As part of its International Day to End Impunity 2013 campaign, freedom of expression organization IFEX included petitions to rally support for five persons from different countries who have been persecuted, threatened, intimidated tortured and/or imprisoned for exercising their right to express themselves freely.

Ecuadorian journalist Martín Pallares is among them.

Pallares, a journalist with newspaper El Comercio who has reported about corruption in Ecuador's government, has received death threats through Twitter and has been personally discredited by President Rafael Correa, IFEX's campaign points out. His case has also been documented by other organizations like Fundamedios, which noted in a recent report the numerous attacks that Correa has made against Pallares during his televised addresses.

Cases like Pallares' are not isolated and impunity continues to be an endemic problem across Latin America. Brazil, Colombia and Mexico are the countries in the continent with the highest indexes of impunity.

According to IFEX, impunity is the biggest threat against freedom of expression. This is the third year the organization puts together its International Day Against Impunity Campaign, which began on Nov. 1 and will finish on Nov. 23.

Through several activities each one of these days, the campaign seeks to raise awareness regarding the culture of impunity suffocating freedom of expression and exacerbating human rights violations.

In the last 20 years, more than 670 journalists have been killed, and nine out of ten of these were committed with complete impunity.
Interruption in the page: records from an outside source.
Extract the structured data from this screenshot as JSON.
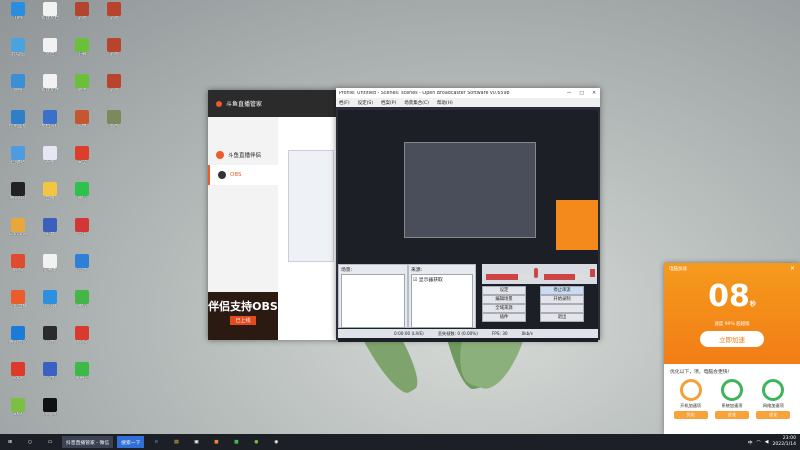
{
  "desktop": {
    "icons": [
      {
        "label": "TIM",
        "color": "#2b8ddf",
        "col": 0,
        "row": 0
      },
      {
        "label": "此电脑",
        "color": "#4aa3df",
        "col": 0,
        "row": 1
      },
      {
        "label": "网络",
        "color": "#3b8fd6",
        "col": 0,
        "row": 2
      },
      {
        "label": "控制面板",
        "color": "#2f7ec9",
        "col": 0,
        "row": 3
      },
      {
        "label": "回收站",
        "color": "#4d9be0",
        "col": 0,
        "row": 4
      },
      {
        "label": "腾讯QQ",
        "color": "#222",
        "col": 0,
        "row": 5
      },
      {
        "label": "Chrome",
        "color": "#e9a63a",
        "col": 0,
        "row": 6
      },
      {
        "label": "WPS",
        "color": "#e04a2f",
        "col": 0,
        "row": 7
      },
      {
        "label": "斗鱼直播",
        "color": "#ec5c2a",
        "col": 0,
        "row": 8
      },
      {
        "label": "腾讯会议",
        "color": "#1d7bd8",
        "col": 0,
        "row": 9
      },
      {
        "label": "Edge",
        "color": "#dc3b2c",
        "col": 0,
        "row": 10
      },
      {
        "label": "360",
        "color": "#7bc043",
        "col": 0,
        "row": 11
      },
      {
        "label": "新建文档",
        "color": "#f2f2f2",
        "col": 1,
        "row": 0
      },
      {
        "label": "文档",
        "color": "#f2f2f2",
        "col": 1,
        "row": 1
      },
      {
        "label": "新建文件",
        "color": "#f2f2f2",
        "col": 1,
        "row": 2
      },
      {
        "label": "文档资料",
        "color": "#3a70c9",
        "col": 1,
        "row": 3
      },
      {
        "label": "表格",
        "color": "#e8e6f4",
        "col": 1,
        "row": 4
      },
      {
        "label": "直播",
        "color": "#f4c542",
        "col": 1,
        "row": 5
      },
      {
        "label": "工具",
        "color": "#3a5fbd",
        "col": 1,
        "row": 6
      },
      {
        "label": "记事本",
        "color": "#f2f2f2",
        "col": 1,
        "row": 7
      },
      {
        "label": "浏览器",
        "color": "#2d8fe0",
        "col": 1,
        "row": 8
      },
      {
        "label": "软件",
        "color": "#2b2b2b",
        "col": 1,
        "row": 9
      },
      {
        "label": "应用",
        "color": "#3a60c2",
        "col": 1,
        "row": 10
      },
      {
        "label": "Player",
        "color": "#111",
        "col": 1,
        "row": 11
      },
      {
        "label": "游戏",
        "color": "#b3452f",
        "col": 2,
        "row": 0
      },
      {
        "label": "下载",
        "color": "#6bbf3a",
        "col": 2,
        "row": 1
      },
      {
        "label": "助手",
        "color": "#6bbf3a",
        "col": 2,
        "row": 2
      },
      {
        "label": "头像",
        "color": "#c4572f",
        "col": 2,
        "row": 3
      },
      {
        "label": "安全",
        "color": "#dd3e2b",
        "col": 2,
        "row": 4
      },
      {
        "label": "微信",
        "color": "#2ec14b",
        "col": 2,
        "row": 5
      },
      {
        "label": "音乐",
        "color": "#d13737",
        "col": 2,
        "row": 6
      },
      {
        "label": "云盘",
        "color": "#2d7fd8",
        "col": 2,
        "row": 7
      },
      {
        "label": "微信",
        "color": "#44b649",
        "col": 2,
        "row": 8
      },
      {
        "label": "WPS",
        "color": "#d93a2f",
        "col": 2,
        "row": 9
      },
      {
        "label": "爱奇艺",
        "color": "#3cba48",
        "col": 2,
        "row": 10
      },
      {
        "label": "游戏",
        "color": "#b8442d",
        "col": 3,
        "row": 0
      },
      {
        "label": "游戏",
        "color": "#b8442d",
        "col": 3,
        "row": 1
      },
      {
        "label": "游戏",
        "color": "#b8442d",
        "col": 3,
        "row": 2
      },
      {
        "label": "图片",
        "color": "#7a8a5a",
        "col": 3,
        "row": 3
      }
    ]
  },
  "douyu": {
    "title": "斗鱼直播管家",
    "nav": [
      {
        "label": "斗鱼直播伴侣",
        "selected": false
      },
      {
        "label": "OBS",
        "selected": true
      }
    ],
    "promo_text": "伴侣支持OBS",
    "promo_btn": "已上线"
  },
  "obs": {
    "title": "Profile: Untitled - Scenes: scenes - Open Broadcaster Software v0.659b",
    "menu": [
      "档(F)",
      "设定(S)",
      "档案(P)",
      "场景集合(C)",
      "帮助(H)"
    ],
    "scenes_label": "场景:",
    "sources_label": "来源:",
    "source_item": "显示器获取",
    "buttons_left": [
      "设定",
      "编辑场景",
      "全域来源",
      "插件"
    ],
    "buttons_right": [
      "停止串流",
      "开始录制",
      "",
      "退出"
    ],
    "status": [
      "0:00:00 (LIVE)",
      "丢失帧数: 0 (0.00%)",
      "FPS: 30",
      "0kb/s"
    ]
  },
  "speedup": {
    "caption": "电脑加速",
    "value": "08",
    "unit": "秒",
    "sub": "速度 99% 超越版",
    "accelerate": "立即加速",
    "tip": "优化以下，项，电脑会更快！",
    "options": [
      {
        "label": "开机加速项",
        "color": "#f4a03a"
      },
      {
        "label": "系统加速项",
        "color": "#3fb45c"
      },
      {
        "label": "网络加速项",
        "color": "#3fb45c"
      }
    ],
    "option_btn": "优化"
  },
  "taskbar": {
    "running": "抖音直播管家 - 微信",
    "search_btn": "搜索一下",
    "time": "23:00",
    "date": "2022/1/14"
  }
}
In Latin America and the Caribbean, almost all crimes against freedom of expression remain unsolved.

In Brazil, more than 66 percent of all cases of violence against journalists committed during the mass protests of last June were attributed to the Military Police. Of the 27 cases of murdered journalists since 1992, 21 remain unsolved. The Committee to Protect Journalists (CPJ) invited Brazilian President Dilma Rousseff to discuss the topic  on Nov. 23. 

In Colombia, IFEX applauded the work of the Freedom of the Press Foundation, FLIP, which helped take the case of journalist Jineth Bedoya Lima to the Inter American Commission for Human Rights after she was raped, tortured and raped for her work as a journalist.
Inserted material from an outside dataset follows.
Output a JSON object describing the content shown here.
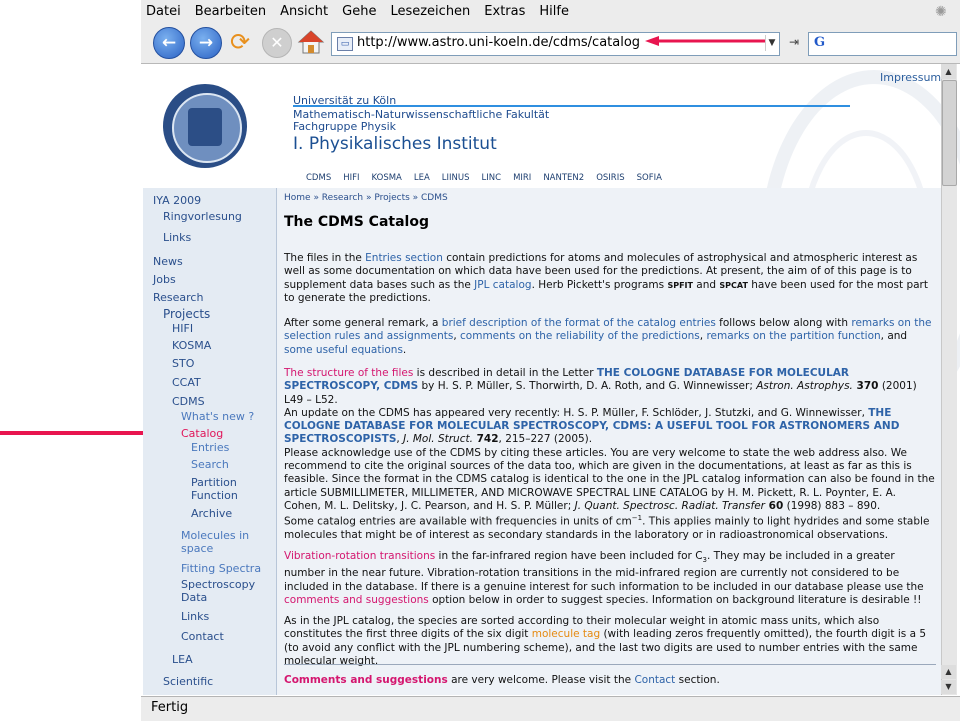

However, IFEX underscored that the crimes committed before 2010 run the risk of going unpunished forever due to the country's statutes of limitations, which place a 20-year deadline for crimes to be resolved. The infographic “Gone with the Violence” highlighted the case of journalist Julio Daniel Chaparro, who was killed on April 24, 1991; his case expired in 2011.
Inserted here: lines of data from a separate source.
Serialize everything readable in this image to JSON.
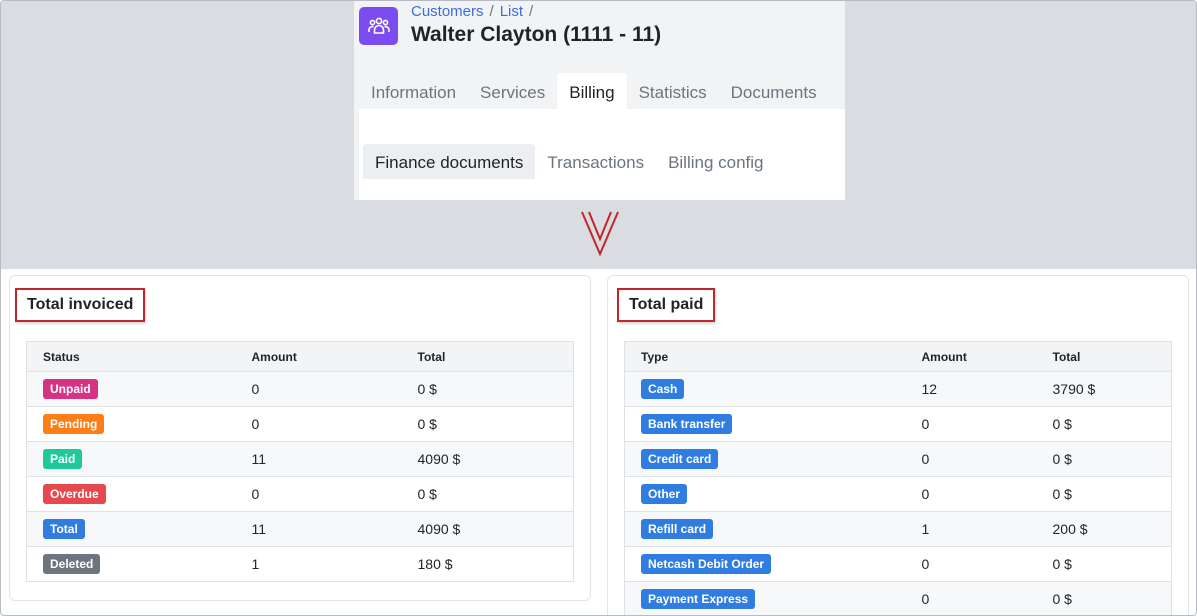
{
  "header": {
    "breadcrumb": [
      "Customers",
      "List"
    ],
    "title": "Walter Clayton (1111 - 11)",
    "tabs": [
      "Information",
      "Services",
      "Billing",
      "Statistics",
      "Documents"
    ],
    "active_tab": "Billing",
    "subtabs": [
      "Finance documents",
      "Transactions",
      "Billing config"
    ],
    "active_subtab": "Finance documents",
    "icon": "customers-icon"
  },
  "total_invoiced": {
    "title": "Total invoiced",
    "columns": [
      "Status",
      "Amount",
      "Total"
    ],
    "rows": [
      {
        "status": "Unpaid",
        "color": "#d63384",
        "amount": "0",
        "total": "0 $"
      },
      {
        "status": "Pending",
        "color": "#fd7e14",
        "amount": "0",
        "total": "0 $"
      },
      {
        "status": "Paid",
        "color": "#20c997",
        "amount": "11",
        "total": "4090 $"
      },
      {
        "status": "Overdue",
        "color": "#e5484d",
        "amount": "0",
        "total": "0 $"
      },
      {
        "status": "Total",
        "color": "#2f7de1",
        "amount": "11",
        "total": "4090 $"
      },
      {
        "status": "Deleted",
        "color": "#6c757d",
        "amount": "1",
        "total": "180 $"
      }
    ]
  },
  "total_paid": {
    "title": "Total paid",
    "columns": [
      "Type",
      "Amount",
      "Total"
    ],
    "rows": [
      {
        "type": "Cash",
        "amount": "12",
        "total": "3790 $"
      },
      {
        "type": "Bank transfer",
        "amount": "0",
        "total": "0 $"
      },
      {
        "type": "Credit card",
        "amount": "0",
        "total": "0 $"
      },
      {
        "type": "Other",
        "amount": "0",
        "total": "0 $"
      },
      {
        "type": "Refill card",
        "amount": "1",
        "total": "200 $"
      },
      {
        "type": "Netcash Debit Order",
        "amount": "0",
        "total": "0 $"
      },
      {
        "type": "Payment Express",
        "amount": "0",
        "total": "0 $"
      }
    ],
    "badge_color": "#2f7de1"
  },
  "colors": {
    "accent": "#7b4df0",
    "link": "#3b6fd8",
    "highlight_border": "#c0262d"
  }
}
The situation in Mexico was not encouraging, either. Since 2000, there have been 82 journalists killed, 16 who disappeared and 28 attacks against media outlets. Of these cases, only 19 percent have been investigated and only 7 percent have led to prison sentences.

Through its campaign "Impunity Kills," journalism organization Article 19 has called on Mexican President Enrique Peña Nieto to reform the federal special prosecutor's office for crimes against journalists and find those responsible for the crimes.

IFEX, which has the support of more than 80 organizations in 60 countries, has conducted its campaign against impunity on Nov. 23 for a third year in a row. IFEX chose the date to commemorate the anniversary of the Ampatuan massacre in the Phillipines, where 46 persons -- among them 32 journalists and media workers -- were massacred in 2009.

“IFEX Members feel that an international day calling for the end to impunity is a way to recognize the seriousness of the issue and address specific cases in a coordinated and effective way,” said IFEX executive director Annie Game.